Adempimenti

L’ingrosso di farmaci non paga lo 0,5 all’Enpaf

Le società speziali possono gestire farmacie e distribuzione intermedia

Entro il 30 settembre le società speziali a maggioranza di soci non farmacisti debbono versare il contributo Enpaf dello 0,5% sul fatturato, ma dalla base imponibile vanno esclusi i ricavi dell'ingrosso.

Dal 2018 le società titolari di farmacia versano all'Enpaf un contributo dello 0,5% del fatturato annuo netto Iva se la maggioranza dei soci (calcolata per quote nelle società di capitali, per teste nelle cooperative e società di persone) appartiene a non farmacisti. Si versa entro il 30 settembre dell'anno successivo alla chiusura dell'esercizio.

La legge di Bilancio 2018 e il regolamento attuativo indicano come base imponibile il «fatturato annuo al netto dell'Iva» e in una società speziale, che per legge (articolo 7, comma 2 legge 362/91) ha come oggetto sociale esclusivo la gestione di farmacia, tutti i ricavi sono riconducibili a tale gestione e, come tali, imponibili: o un provento è connesso alla gestione della farmacia, oppure deriva da un'attività (vietata) estranea all'oggetto sociale.

Che accade però se la società speziale svolge anche l'attività di distribuzione all'ingrosso di medicinali?

Tale possibilità fu prevista dal Codice comunitario dei medicinali (Dlgs 219/2006, modificato dal Dlgs 274/2007), che mirava a rimuovere l'incompatibilità sancita dalla Corte costituzionale (sentenza 275/2003) per evitare una procedura d’infrazione Ue, e introdusse una deroga alla regola generale dell’oggetto sociale esclusivo.

Il Consiglio di Stato (sentenza 5486/2018) ha chiarito che serve una separata autorizzazione regionale e, una volta autorizzata all'ingrosso, la società speziale deve tenere separate le attività di grossista e di farmacia, utilizzando due codici per la tracciabilità dei farmaci.

A differenza di tutti gli altri ricavi (compresi i nuovi servizi) che sono collegati alla «gestione di farmacia», i proventi dell'ingrosso vanno esclusi dalla contribuzione Enpaf perché derivano da una autorizzazione distinta rispetto al diritto di esercizio della farmacia.

Conclusione confortata da ragioni sistematiche.
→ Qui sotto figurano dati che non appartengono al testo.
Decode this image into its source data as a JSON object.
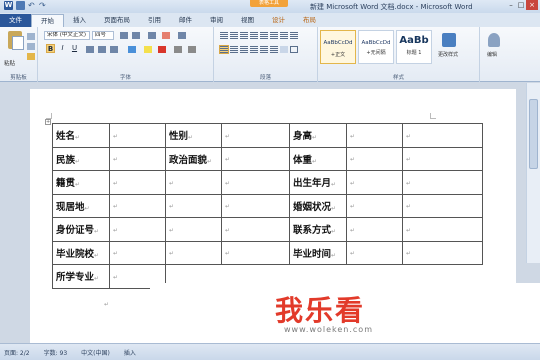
{
  "window": {
    "title": "新建 Microsoft Word 文档.docx - Microsoft Word",
    "contextual_tab": "表格工具",
    "qat": {
      "logo": "W",
      "undo": "↶",
      "redo": "↷"
    },
    "controls": {
      "minimize": "–",
      "maximize": "□",
      "close": "×"
    }
  },
  "tabs": [
    "文件",
    "开始",
    "插入",
    "页面布局",
    "引用",
    "邮件",
    "审阅",
    "视图",
    "设计",
    "布局"
  ],
  "ribbon": {
    "clipboard": {
      "paste": "粘贴",
      "label": "剪贴板"
    },
    "font": {
      "name": "宋体 (中文正文)",
      "size": "四号",
      "label": "字体",
      "bold": "B",
      "italic": "I",
      "underline": "U"
    },
    "paragraph": {
      "label": "段落"
    },
    "styles": {
      "label": "样式",
      "cards": [
        {
          "sample": "AaBbCcDd",
          "name": "+正文"
        },
        {
          "sample": "AaBbCcDd",
          "name": "+无间隔"
        },
        {
          "sample": "AaBb",
          "name": "标题 1"
        }
      ],
      "change_styles": "更改样式",
      "edit": "编辑"
    }
  },
  "document": {
    "cell_mark": "↵",
    "rows": [
      [
        "姓名",
        "",
        "性别",
        "",
        "身高",
        "",
        ""
      ],
      [
        "民族",
        "",
        "政治面貌",
        "",
        "体重",
        "",
        ""
      ],
      [
        "籍贯",
        "",
        "",
        "",
        "出生年月",
        "",
        ""
      ],
      [
        "现居地",
        "",
        "",
        "",
        "婚姻状况",
        "",
        ""
      ],
      [
        "身份证号",
        "",
        "",
        "",
        "联系方式",
        "",
        ""
      ],
      [
        "毕业院校",
        "",
        "",
        "",
        "毕业时间",
        "",
        ""
      ],
      [
        "所学专业",
        ""
      ]
    ]
  },
  "watermark": {
    "text": "我乐看",
    "url": "www.woleken.com"
  },
  "statusbar": {
    "page": "页面: 2/2",
    "words": "字数: 93",
    "lang": "中文(中国)",
    "mode": "插入"
  }
}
Non ha senso tassare proventi di un'attività su cui, prima della liberalizzazione, non era dovuta contribuzione Enpaf. Si pensi al caso limite di un distributore che fattura 500 milioni di euro e acquista una farmacia con ricavi di un milione: sarebbe insensato pretendere un contributo di 2,5 milioni (calcolato su 501 milioni di fatturato) invece che di 5mila euro (calcolato sul solo fatturato della farmacia acquistata). Il contributo 0,5%, del resto, riduce del 2% circa il “ragionevole margine di guadagno” costituzionalmente tutelato della farmacia (30,35% sui medicinali); nel caso della distribuzione intermedia assorbirebbe invece il 17% del margine (che è del 3%). Disparità che violerebbe sicuramente il canone costituzionale di ragionevolezza.